Prof Schey qualified at St George's Hospital in 1974, and later travelled to Australia where he worked at the Institute of Clinical Pathology and Medical Research in Sydney as Clinical Lecturer in Haematology.
He returned to London where he was the Bone Marrow Transplant Co-ordinator at the Royal Free Hospital and then the Royal Marsden. Later he moved to the Middlesex Hospital and subsequently served as Director of Clinical Haematology for the Guy's/St Thomas' Trust from 1993-2004 before moving to King’s College Hospital in 2005.
Professor Steve Schey was Secretary and then Chair of the UK Myeloma Forum 1999-2009. He has been Clinical Lead for South East Thames Cancer Network, since 2005. In addition, he is amember of the National Cancer Research Institute (NCRI) Haemoncology Cancer Steering Group, the NCRI Industry Adoption Panel and Chairman of the NCRI Myeloma Clinical Trials Committee.
Dr Steve Harland is a Consultant Medical Oncologist based at University College London Hospitals NHS Foundation Trust.
Dr Harland trained in medical oncology at the Royal Marsden Hospital following 3 years of research on clinical pharmacology (Hammersmith Hospital) and biochemical pharmacology (Institute of Cancer Research, Sutton). His MD thesis was on mechanisms of resistance to chemotherapy in human tumours. He worked as a senior lecturer in medical oncology for a year in Glasgow before being appointed to the Institute of Urology, UCL
Dr Harland was appointed Senior Lecturer in Medical Oncology at the Institute of Urology in 1986. Since then he has specialised in testis, bladder and prostate cancers and has led on the medical oncological treatment of these tumours at Middlesex and University College Hospitals.
He has served as Chairman of the MRC Bladder Cancer Group, of the North London Urology Tumour Board and he continues to chair the Castration-resistant Subgroup of the National Cancer Research Network Prostate Cancer Clinical Studies Group. He was on the Editorial Committee of the Government’s document for improving outcomes in urological cancer. He frequently speaks at International meetings.
Professor Stephen Mackinnon is a Professor of Haematology based at University College London.

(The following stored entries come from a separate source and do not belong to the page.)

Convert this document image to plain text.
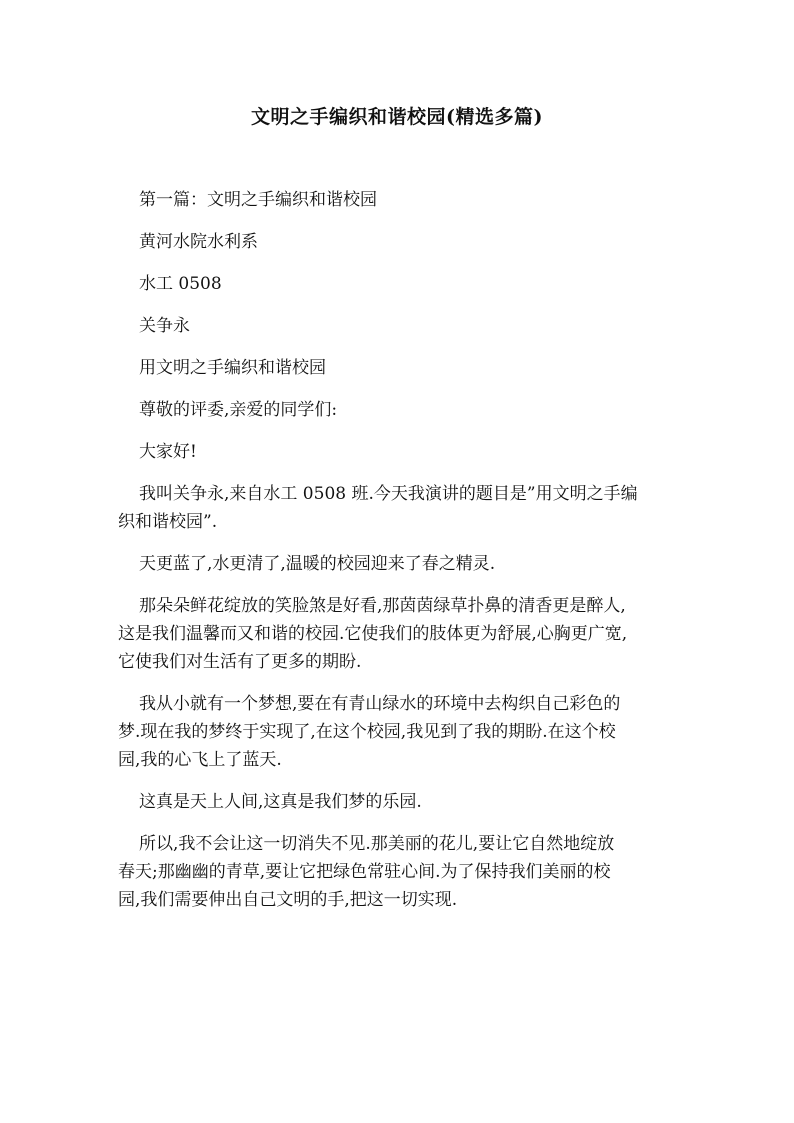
文明之手编织和谐校园(精选多篇)
第一篇：文明之手编织和谐校园
黄河水院水利系
水工 0508
关争永
用文明之手编织和谐校园
尊敬的评委,亲爱的同学们:
大家好!
我叫关争永,来自水工 0508 班.今天我演讲的题目是”用文明之手编
织和谐校园”.
天更蓝了,水更清了,温暖的校园迎来了春之精灵.
那朵朵鲜花绽放的笑脸煞是好看,那茵茵绿草扑鼻的清香更是醉人,
这是我们温馨而又和谐的校园.它使我们的肢体更为舒展,心胸更广宽,
它使我们对生活有了更多的期盼.
我从小就有一个梦想,要在有青山绿水的环境中去构织自己彩色的
梦.现在我的梦终于实现了,在这个校园,我见到了我的期盼.在这个校
园,我的心飞上了蓝天.
这真是天上人间,这真是我们梦的乐园.
所以,我不会让这一切消失不见.那美丽的花儿,要让它自然地绽放
春天;那幽幽的青草,要让它把绿色常驻心间.为了保持我们美丽的校
园,我们需要伸出自己文明的手,把这一切实现.
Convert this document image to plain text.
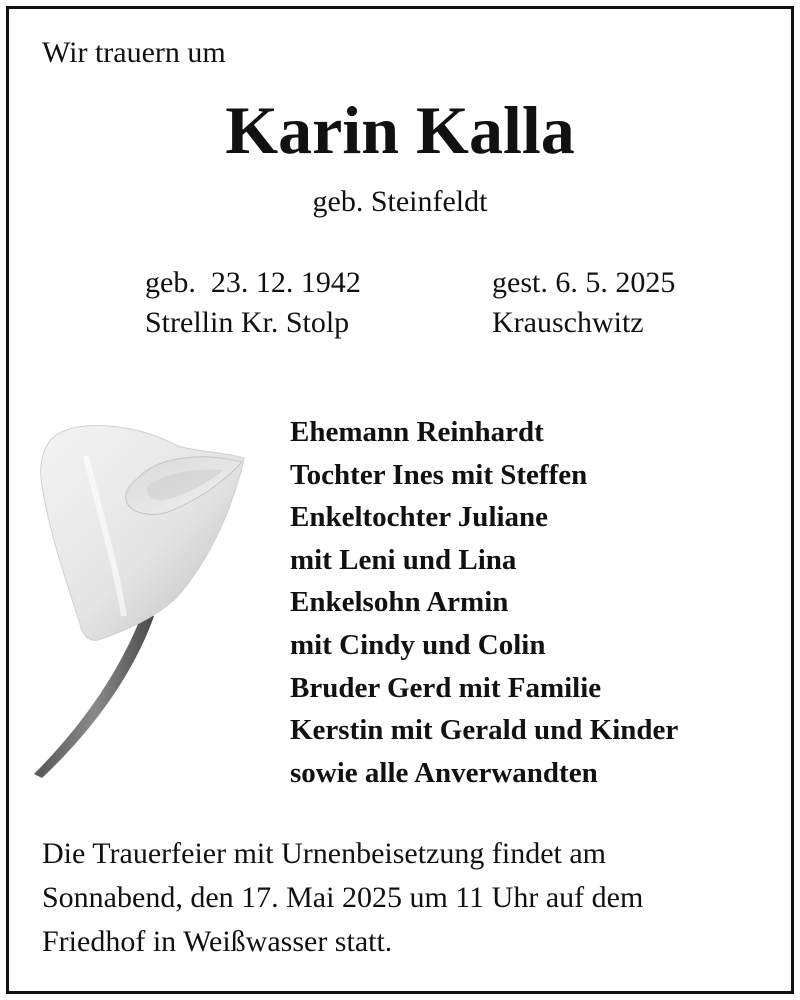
Wir trauern um
Karin Kalla
geb. Steinfeldt
geb.  23. 12. 1942
Strellin Kr. Stolp
gest. 6. 5. 2025
Krauschwitz
Ehemann Reinhardt
Tochter Ines mit Steffen
Enkeltochter Juliane
mit Leni und Lina
Enkelsohn Armin
mit Cindy und Colin
Bruder Gerd mit Familie
Kerstin mit Gerald und Kinder
sowie alle Anverwandten
Die Trauerfeier mit Urnenbeisetzung findet am
Sonnabend, den 17. Mai 2025 um 11 Uhr auf dem
Friedhof in Weißwasser statt.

Prof Mackinnon leads the bone marrow and stem cell program at UCL. He attended medical school at the University of Glasgow. He subsequently trained in Internal Medicine and Haemato-oncology in Glasgow. This was followed by a transplant fellowship at the Hammersmith Hospital in London where he developed an interest in graft-versus-leukaemia reactions. In 1990 he moved to Memorial Sloan Kettering Cancer Center in New York to continue this work in both the clinic and the lab. He made the use of donor lymphocytes less toxic by limiting the T cell dose administered to transplant recipients allowing separation of graft-versus-leukaemia responses from graft-versus-host disease.
In 1995 he returned to University College London to his current position. He became the Clinical and Academic Head of Department at the Royal Free Campus in 2004 and has recruited a highly effective and productive group of clinical and laboratory haematologists. He is an expert in the treatment of leukaemia, lymphoma, myeloma and in the use of bone marrow and stem cell transplantation to promote long-term cure of haematological malignancies. Current research interests include adoptive immunotherapy and immune reconstitution following allogeneic stem cell transplantation.
Stephen is a keen golfer whose desire to have a single figure handicap has been thwarted partly by his career choices, but primarily by a lack of real talent.